The Sleeper Series is a tangential offshoot from the previous piece, Became. We are, at once, at our most vulnerable and our most calm when we sleep. To achieve restful sleep we need to perceive our surroundings as reasonably safe.
Became is the beginning of an exploration into the concepts of “safety, self and selfless”. “Safety” is found in our relationships with others. How we develop and maintain relationships is something that we learn first through our parents, when we are at our most vulnerable as children. Through our lives, we carry this primary relational knowledge with us. It’s as if it’s been imprinted in our bones.
The Hypoxia Series examines the relationship between humans and nature during the COVID-19 global pandemic. It is a recognition of the beauty and cruelty of nature and a reminder that we as humans are a finite part of an ongoing life/death cycle.
The Red Paintings Series is about reinvention after illness. My idea of "self" had to shift in 2019 and I had to have a rebirth. There is a shift from looking at the self as a receptacle for palliative care, to looking at it as a vessel of spiritualism and renewed identity.

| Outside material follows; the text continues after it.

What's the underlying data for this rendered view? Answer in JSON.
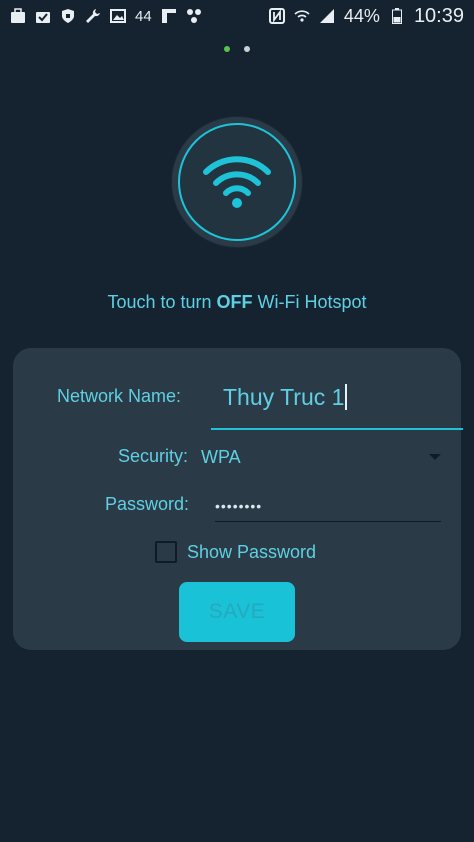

The Weaver Series was created in late 2018 during an illness that lasted 3 months. I had Epstien-Barr that kicked off Hashimotos Thyroiditis. It changed my life. I was lost in a body that no longer functioned properly. The urge to use weaving and sewing was a compulsion to heal myself.
The Crumply Paper Series is a group of drawings that I did in 2015-16 after both the death of my father and moving to Long Island from Queens. These works examine the grief cycle that I was going through at the time, and not entirely conscious of. I had to mitigate my fear and anxieties; let go. I had to recognize the impermanence of my sorrow.